Ibec West Regional President Maureen Walsh said: “Traffic congestion is a significant challenge in Galway and is proving a huge source of frustration. Inadequacies in road infrastructure have led to long commutes and a chronically congested road network.

“Almost half of commuters in the Galway metropolitan area spend over an hour each day getting to and from work. Businesses are currently left with no alternative but to look to initiatives to assist employees with the traffic situation, such as changes to shift patterns that result in disruption to normal work planning. At peak times, a quarter of time spent driving in Galway is spent in congestion. Galway is now the most congested city in the country with congestion levels almost double that of Cork. Congestion in Galway is worse than in major European cities such as Rome, Madrid and Brussels. This requires urgent resolution.

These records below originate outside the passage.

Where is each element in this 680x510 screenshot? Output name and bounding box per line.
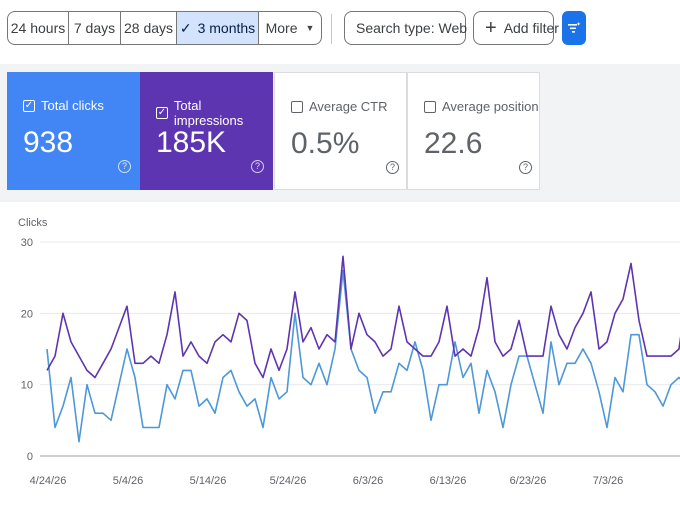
checkbox-checked-icon[interactable]: ✓ <box>23 99 35 112</box>
chip-3-months[interactable]: ✓ 3 months <box>177 12 259 44</box>
help-icon[interactable]: ? <box>251 160 264 173</box>
series-line <box>46 269 680 443</box>
metric-card-impressions[interactable]: ✓ Total impressions 185K ? <box>140 72 273 190</box>
metric-card-position[interactable]: Average position 22.6 ? <box>407 72 540 190</box>
metric-header: Average position <box>424 99 539 114</box>
chip-label: 24 hours <box>10 20 66 36</box>
check-icon: ✓ <box>179 19 192 36</box>
checkbox-unchecked-icon[interactable] <box>424 100 436 113</box>
toolbar: 24 hours 7 days 28 days ✓ 3 months More ▼ … <box>0 0 680 64</box>
metric-value: 22.6 <box>424 127 483 160</box>
metric-header: ✓ Total clicks <box>23 98 104 113</box>
chip-28-days[interactable]: 28 days <box>121 12 177 44</box>
performance-chart <box>0 202 680 510</box>
chip-24-hours[interactable]: 24 hours <box>8 12 69 44</box>
x-tick-label: 5/4/26 <box>113 475 144 487</box>
y-tick-label: 0 <box>27 451 33 463</box>
filter-sort-icon <box>568 22 581 33</box>
y-tick-label: 20 <box>21 308 33 320</box>
help-icon[interactable]: ? <box>386 161 399 174</box>
chip-7-days[interactable]: 7 days <box>69 12 121 44</box>
y-axis-title: Clicks <box>18 217 48 229</box>
metric-header: Average CTR <box>291 99 388 114</box>
help-icon[interactable]: ? <box>118 160 131 173</box>
series-line <box>46 255 680 379</box>
metric-card-clicks[interactable]: ✓ Total clicks 938 ? <box>7 72 140 190</box>
metric-value: 185K <box>156 126 227 159</box>
help-icon[interactable]: ? <box>519 161 532 174</box>
metric-value: 938 <box>23 126 74 159</box>
chip-label: More <box>265 20 298 36</box>
metric-label: Total clicks <box>41 98 104 113</box>
plus-icon: + <box>485 17 497 39</box>
filter-sort-button[interactable] <box>562 11 586 45</box>
chip-label: 7 days <box>73 20 116 36</box>
chip-more[interactable]: More ▼ <box>259 12 321 44</box>
x-tick-label: 7/3/26 <box>593 475 624 487</box>
chip-label: 28 days <box>123 20 174 36</box>
x-tick-label: 5/14/26 <box>190 475 227 487</box>
y-tick-label: 10 <box>21 380 33 392</box>
metric-label: Average position <box>442 99 539 114</box>
x-tick-label: 6/23/26 <box>510 475 547 487</box>
x-tick-label: 6/3/26 <box>353 475 384 487</box>
metric-label: Average CTR <box>309 99 388 114</box>
toolbar-divider <box>331 14 332 44</box>
search-type-label: Search type: Web <box>356 20 468 36</box>
checkbox-unchecked-icon[interactable] <box>291 100 303 113</box>
metric-label: Total impressions <box>173 98 244 128</box>
metric-value: 0.5% <box>291 127 360 160</box>
date-range-chips: 24 hours 7 days 28 days ✓ 3 months More ▼ <box>7 11 322 45</box>
x-tick-label: 5/24/26 <box>270 475 307 487</box>
x-tick-label: 6/13/26 <box>430 475 467 487</box>
y-tick-label: 30 <box>21 237 33 249</box>
metric-header: ✓ Total impressions <box>156 98 273 128</box>
add-filter-label: Add filter <box>503 20 559 36</box>
search-type-button[interactable]: Search type: Web ▼ <box>344 11 486 45</box>
chip-label: 3 months <box>197 20 256 36</box>
metric-card-ctr[interactable]: Average CTR 0.5% ? <box>274 72 407 190</box>
caret-down-icon: ▼ <box>305 23 315 33</box>
checkbox-checked-icon[interactable]: ✓ <box>156 107 168 119</box>
x-tick-label: 4/24/26 <box>30 475 67 487</box>
add-filter-button[interactable]: + Add filter <box>473 11 559 45</box>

“The severe traffic issues are having a direct effect on business expansion, productivity, the quality of life of employees and ability of companies to attract and retain talent. With a growing population and workforce, the traffic situation in the city will continue to deteriorate without significant investment in transport infrastructure.

“The Galway City Ring Road scheme is critical. It will lead to many direct and indirect benefits for Galway and the wider region, including increased commercial and business links, increased talent pool for businesses, significant positive effects on productivity and more efficient and cost-effective movement of people and goods.

“The Galway City Ring Road is a key national infrastructure project and will support more balanced growth across the country in line with Government policy. It will be a key growth enabler for Galway city, county and the entire region. It will generate significant positive economic impacts by facilitating the sustainable growth of tourism, employment and population. Delivery is now vital, and it must progress with added urgency.”